Tim, my interest in all of this is mostly just intellectual curiosity. I'm far too casual a photographer to care for any practical purposes.
I'm convinced that lossy raw can cause some issues with A7RII files. I've seen a bunch of examples of this. I'm
not sure if what Lloyd is pointing out with orange peel or posterization represents an issue with the Sony lossy compression, the raw support, the camera settings affecting raw, or something else. I'm interested to dig and learn more.
Again, I couldn't care less for the purposes of my own photography. I didn't care about my Fuji X10 orbs, my Nikon D600 oil spots, or my M240 banding. None of this stuff bothers me.
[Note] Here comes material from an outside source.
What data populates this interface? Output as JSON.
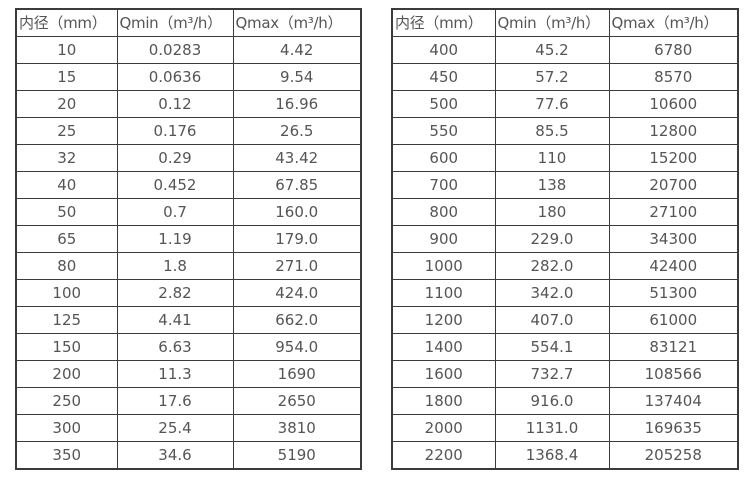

I do have a
longstanding bias towards keeping raw as raw as possible, but that's just an ideal for me.
\But my understanding is that Lloyd had processed it differently to how Iliah assumed he had processed it, with Lloyd cognisant of the gamut issues, and still got posterisation.
It's very clear from the DPR thread that Iliah reproduced Lloyd's findings and found that the bulk of the posterization "damage" happened when going from Pro Photo RGB to Adobe RGB. This doesn't mean that Lloyd processed it wrong or was not cognizant of gamut issues (though he omitted discussion of their contribution until his second blog post).
There's only one way to convert to Adobe RGB in Lightroom. The methods Iliah mentions which could have prevented the bulk of the "damage" involve specific manipulations during Photoshop soft proofing, manipulations that few of us would do. So it is simultaneously predominantly a color gamut issue as well as a real issue contributed to by raw format, according to Iliah.